LONDON -- The congratulatory telegram is so last century, the congratulatory phone call so last decade. When Michael Phelps awoke on Wednesday, he scrolled through his Twitter feed and discovered a congratulatory tweet from President Obama.
“Congrats to Michael Phelps for breaking the all-time Olympic medal record,” Obama tweeted. “You’ve made your country proud. -bo”
Phelps tweeted back: “Thank you Mr. President!! It’s an honor representing the #USA !! The best country in the world!!”
Phelps then shared the tweets with his 668,000 followers. Obama has 18 million followers.
Phelps also shared the greetings from John Wall of the Washington Wizards, Donte Stallworth of the New England Patriots, former football star Desmond Howard, speed skating champion Apolo Anton Ohno, skateboarder Shaun White, singer Samantha Ronson, “American Idol” host Ryan Seacrest and several professional poker players.
“I started scrolling through thousands of mentions, and I was like, man, this is a lot of things to look at,” Phelps said.

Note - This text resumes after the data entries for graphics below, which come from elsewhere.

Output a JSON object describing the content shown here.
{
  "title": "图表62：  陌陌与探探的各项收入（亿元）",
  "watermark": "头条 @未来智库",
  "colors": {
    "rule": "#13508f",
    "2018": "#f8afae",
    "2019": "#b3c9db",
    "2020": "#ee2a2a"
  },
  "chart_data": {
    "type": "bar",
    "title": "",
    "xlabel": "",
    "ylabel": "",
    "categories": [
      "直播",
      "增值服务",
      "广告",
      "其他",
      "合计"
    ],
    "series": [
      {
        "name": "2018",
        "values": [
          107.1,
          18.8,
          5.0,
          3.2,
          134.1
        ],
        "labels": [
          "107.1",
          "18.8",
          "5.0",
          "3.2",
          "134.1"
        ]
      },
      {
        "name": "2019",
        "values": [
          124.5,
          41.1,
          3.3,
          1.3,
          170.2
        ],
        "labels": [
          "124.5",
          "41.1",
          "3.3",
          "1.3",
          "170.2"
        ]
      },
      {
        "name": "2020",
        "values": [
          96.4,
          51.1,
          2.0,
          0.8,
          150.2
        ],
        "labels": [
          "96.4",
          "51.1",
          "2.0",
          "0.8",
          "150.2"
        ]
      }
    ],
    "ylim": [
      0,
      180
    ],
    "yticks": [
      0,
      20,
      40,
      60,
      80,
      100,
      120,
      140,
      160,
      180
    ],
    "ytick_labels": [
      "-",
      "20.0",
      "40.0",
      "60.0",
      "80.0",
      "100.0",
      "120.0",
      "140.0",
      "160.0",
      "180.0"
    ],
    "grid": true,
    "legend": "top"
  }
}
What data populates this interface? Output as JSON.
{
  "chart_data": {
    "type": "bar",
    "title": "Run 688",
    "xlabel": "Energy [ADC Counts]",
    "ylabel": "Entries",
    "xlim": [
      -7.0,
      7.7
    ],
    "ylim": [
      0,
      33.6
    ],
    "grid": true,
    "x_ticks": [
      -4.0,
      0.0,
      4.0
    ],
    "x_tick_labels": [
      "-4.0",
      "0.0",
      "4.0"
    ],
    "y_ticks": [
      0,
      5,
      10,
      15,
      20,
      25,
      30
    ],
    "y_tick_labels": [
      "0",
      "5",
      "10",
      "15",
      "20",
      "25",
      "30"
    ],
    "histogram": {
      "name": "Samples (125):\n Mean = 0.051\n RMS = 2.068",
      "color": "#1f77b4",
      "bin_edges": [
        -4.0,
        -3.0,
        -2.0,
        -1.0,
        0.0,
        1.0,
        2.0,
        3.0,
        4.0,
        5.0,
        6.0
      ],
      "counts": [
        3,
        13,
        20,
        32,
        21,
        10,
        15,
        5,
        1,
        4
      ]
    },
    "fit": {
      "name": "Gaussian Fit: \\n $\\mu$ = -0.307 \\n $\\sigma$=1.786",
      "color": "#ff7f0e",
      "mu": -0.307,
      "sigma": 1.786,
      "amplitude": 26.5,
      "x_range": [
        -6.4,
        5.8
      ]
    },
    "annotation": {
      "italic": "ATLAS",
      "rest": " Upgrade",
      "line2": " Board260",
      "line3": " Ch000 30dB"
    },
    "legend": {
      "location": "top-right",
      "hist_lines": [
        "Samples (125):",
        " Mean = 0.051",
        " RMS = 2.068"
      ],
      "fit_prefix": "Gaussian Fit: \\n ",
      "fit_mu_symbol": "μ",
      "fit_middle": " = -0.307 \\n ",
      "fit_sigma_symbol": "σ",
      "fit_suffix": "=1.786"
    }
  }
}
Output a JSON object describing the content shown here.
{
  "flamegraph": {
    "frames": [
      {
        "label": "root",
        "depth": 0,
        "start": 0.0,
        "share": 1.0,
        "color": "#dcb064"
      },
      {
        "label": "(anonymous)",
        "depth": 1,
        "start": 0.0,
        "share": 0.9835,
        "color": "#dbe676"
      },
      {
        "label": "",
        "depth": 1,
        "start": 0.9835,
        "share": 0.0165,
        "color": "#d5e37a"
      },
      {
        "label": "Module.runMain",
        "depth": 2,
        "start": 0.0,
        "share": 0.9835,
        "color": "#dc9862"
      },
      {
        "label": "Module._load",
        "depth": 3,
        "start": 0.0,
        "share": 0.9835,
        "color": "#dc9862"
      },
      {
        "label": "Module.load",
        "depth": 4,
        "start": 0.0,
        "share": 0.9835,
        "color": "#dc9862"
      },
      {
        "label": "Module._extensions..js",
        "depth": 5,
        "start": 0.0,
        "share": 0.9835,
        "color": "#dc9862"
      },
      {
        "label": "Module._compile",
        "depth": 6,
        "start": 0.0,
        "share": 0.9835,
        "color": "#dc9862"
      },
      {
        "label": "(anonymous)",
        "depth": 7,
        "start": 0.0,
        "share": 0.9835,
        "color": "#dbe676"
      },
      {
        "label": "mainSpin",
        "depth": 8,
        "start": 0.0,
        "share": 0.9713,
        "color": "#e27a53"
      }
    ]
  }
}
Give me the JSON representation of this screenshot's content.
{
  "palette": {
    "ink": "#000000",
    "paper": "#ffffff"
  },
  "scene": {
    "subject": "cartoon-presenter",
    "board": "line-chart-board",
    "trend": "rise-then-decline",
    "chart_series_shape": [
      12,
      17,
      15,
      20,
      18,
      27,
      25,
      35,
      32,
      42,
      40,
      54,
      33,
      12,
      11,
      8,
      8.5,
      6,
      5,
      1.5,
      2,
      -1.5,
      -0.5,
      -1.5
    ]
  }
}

“Obviously, I wanted to say thank you to all of my friends. Obama, [Spain’s Gerard] Pique the soccer player, a bunch of athletes, figures from all over the world that were sending things. It was pretty cool.”
Teen swim sensation Missy Franklin blissfully lost her cool after seeing a congratulatory tweet from teen heartthrob Justin Bieber.
“Heard @FranklinMissy is a fan of mine. now im a fan of hers too. CONGRATS on winning GOLD! #muchlove”
Franklin shared that message and added this note: “I just died! Thankyou!”
She said she was floored by Bieber’s tweet.
“I could not believe that,” she said. “When I saw that, I was running around like a chicken with their head cut off. I was so excited.
“Scotty McCreery (an “American Idol” winner) actually tweeted me too. So I was super excited about that. My two favorite singers tweeted me. It was incredible.”
Bieber has 26 million followers, second in the world to Lady Gaga. Obama ranks sixth.
The top athlete? Cristiano Ronaldo of Real Madrid, with 12 million followers.